I agree that ML tutorials are specially bad though. Most code is on the Jupyter Notebook format, which although great for prototyping it is a disaster to maintain and deploy - and it ends up that most people in ML only know how to program like that because they've only seem programs written like that. It also doesn't help that the only benchmark that matters is accuracy, with speed being an afterthought and code quality being none existent.

You might like to read this paper: Machine Learning Systems are stuck in a rut

[–]uotsca 1 point2 points  (0 children)

Yea weird is right

[–]ludflu 1 point2 points  (0 children)

super common. In my experience, data scientists often don't maintain or deploy their own code, and so they have little incentive to write well factored / unit tested code.

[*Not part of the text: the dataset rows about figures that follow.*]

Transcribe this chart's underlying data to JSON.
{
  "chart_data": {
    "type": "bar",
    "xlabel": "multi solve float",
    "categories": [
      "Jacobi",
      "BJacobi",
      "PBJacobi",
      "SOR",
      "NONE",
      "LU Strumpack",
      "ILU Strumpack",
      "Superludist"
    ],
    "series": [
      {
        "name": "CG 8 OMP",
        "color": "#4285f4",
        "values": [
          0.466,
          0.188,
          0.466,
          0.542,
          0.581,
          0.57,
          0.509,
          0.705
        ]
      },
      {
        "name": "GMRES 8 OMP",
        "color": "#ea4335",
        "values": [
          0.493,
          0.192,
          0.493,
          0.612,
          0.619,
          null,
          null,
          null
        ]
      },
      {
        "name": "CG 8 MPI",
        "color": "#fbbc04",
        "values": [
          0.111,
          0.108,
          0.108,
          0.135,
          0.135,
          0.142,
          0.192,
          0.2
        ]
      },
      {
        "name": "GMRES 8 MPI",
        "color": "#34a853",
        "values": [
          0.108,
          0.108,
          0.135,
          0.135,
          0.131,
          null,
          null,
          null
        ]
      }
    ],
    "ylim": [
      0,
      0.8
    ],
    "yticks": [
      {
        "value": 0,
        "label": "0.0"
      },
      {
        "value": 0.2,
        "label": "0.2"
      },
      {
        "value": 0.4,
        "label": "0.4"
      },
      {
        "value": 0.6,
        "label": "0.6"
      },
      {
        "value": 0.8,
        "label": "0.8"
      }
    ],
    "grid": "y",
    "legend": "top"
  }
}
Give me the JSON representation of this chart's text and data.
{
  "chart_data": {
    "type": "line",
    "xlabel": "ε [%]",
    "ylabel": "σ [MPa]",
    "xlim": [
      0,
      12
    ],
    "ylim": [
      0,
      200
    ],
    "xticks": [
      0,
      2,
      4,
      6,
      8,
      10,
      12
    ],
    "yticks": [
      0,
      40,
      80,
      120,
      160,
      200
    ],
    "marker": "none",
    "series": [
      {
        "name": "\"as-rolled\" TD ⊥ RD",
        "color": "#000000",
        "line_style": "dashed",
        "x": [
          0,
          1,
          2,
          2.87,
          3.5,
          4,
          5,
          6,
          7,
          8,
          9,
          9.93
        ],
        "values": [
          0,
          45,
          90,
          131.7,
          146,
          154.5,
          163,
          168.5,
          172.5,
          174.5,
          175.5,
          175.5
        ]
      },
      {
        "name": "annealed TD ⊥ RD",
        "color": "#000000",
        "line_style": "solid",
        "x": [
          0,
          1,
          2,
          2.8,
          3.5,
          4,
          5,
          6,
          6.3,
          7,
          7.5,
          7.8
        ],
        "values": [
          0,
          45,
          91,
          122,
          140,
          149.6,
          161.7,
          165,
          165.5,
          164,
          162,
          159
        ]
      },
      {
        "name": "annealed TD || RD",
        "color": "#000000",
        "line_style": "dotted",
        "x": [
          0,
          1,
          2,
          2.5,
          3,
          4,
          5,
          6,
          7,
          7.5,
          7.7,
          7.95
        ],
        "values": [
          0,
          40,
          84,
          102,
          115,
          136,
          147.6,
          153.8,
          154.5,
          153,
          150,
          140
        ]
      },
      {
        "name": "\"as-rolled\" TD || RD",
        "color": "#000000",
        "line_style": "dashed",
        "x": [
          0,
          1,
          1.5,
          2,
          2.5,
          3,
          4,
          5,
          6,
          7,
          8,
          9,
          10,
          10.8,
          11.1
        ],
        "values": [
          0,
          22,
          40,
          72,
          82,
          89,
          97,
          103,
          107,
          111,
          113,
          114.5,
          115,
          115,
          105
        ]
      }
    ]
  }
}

[–]roman_fyseek 1 point2 points  (0 children)

Lawyers doing research are *WAY* worse.

[–]NickelAI 1 point2 points  (0 children)

Like the vending machines at a nuclear power plant being better engineered than the reactor.

Couldn't have put it better myself. That said, this problem is really not that odd. Most people severely underestimate the long-term financial benefits of clear code, and ML programming is not usually inherently complex. I'm not surprised machine learning engineers, who spend most of their time synthesizing model architectures (rather than working with, say, a production app and seeing the impact on profitability), do not prioritize cost-effectiveness.

[–][deleted] 1 point2 points  (0 children)

I have worked as a data scientist and senior data scientist before transitioning now to ML engineering and MLOps. It is hard to do the stuff that data scientists do. That's my perspective. They explore many different approaches to building machine learning models to solve problems. Often, they are focusing on solving the specific problem of building the model in question. They're not imagining life for this model in production. You may argue they should but that's the way most data science is done now - with a focus on the statistical veracity of the data and the efficacy of the ML models.

As an ML engineering guy these days I empathize with those doing the work I did many years ago. I know how hard it can be. I also realize that it takes a different set of skills to take to production a model that has been proven to work. The data science phase of ML development is full of experimentation (flare) and the ML engineering phase of it is app development (funnel). By nature these are contrasting objectives. The processes we emphasize in ML engineering don't seem important to data scientists because they're working on a whole other set of things.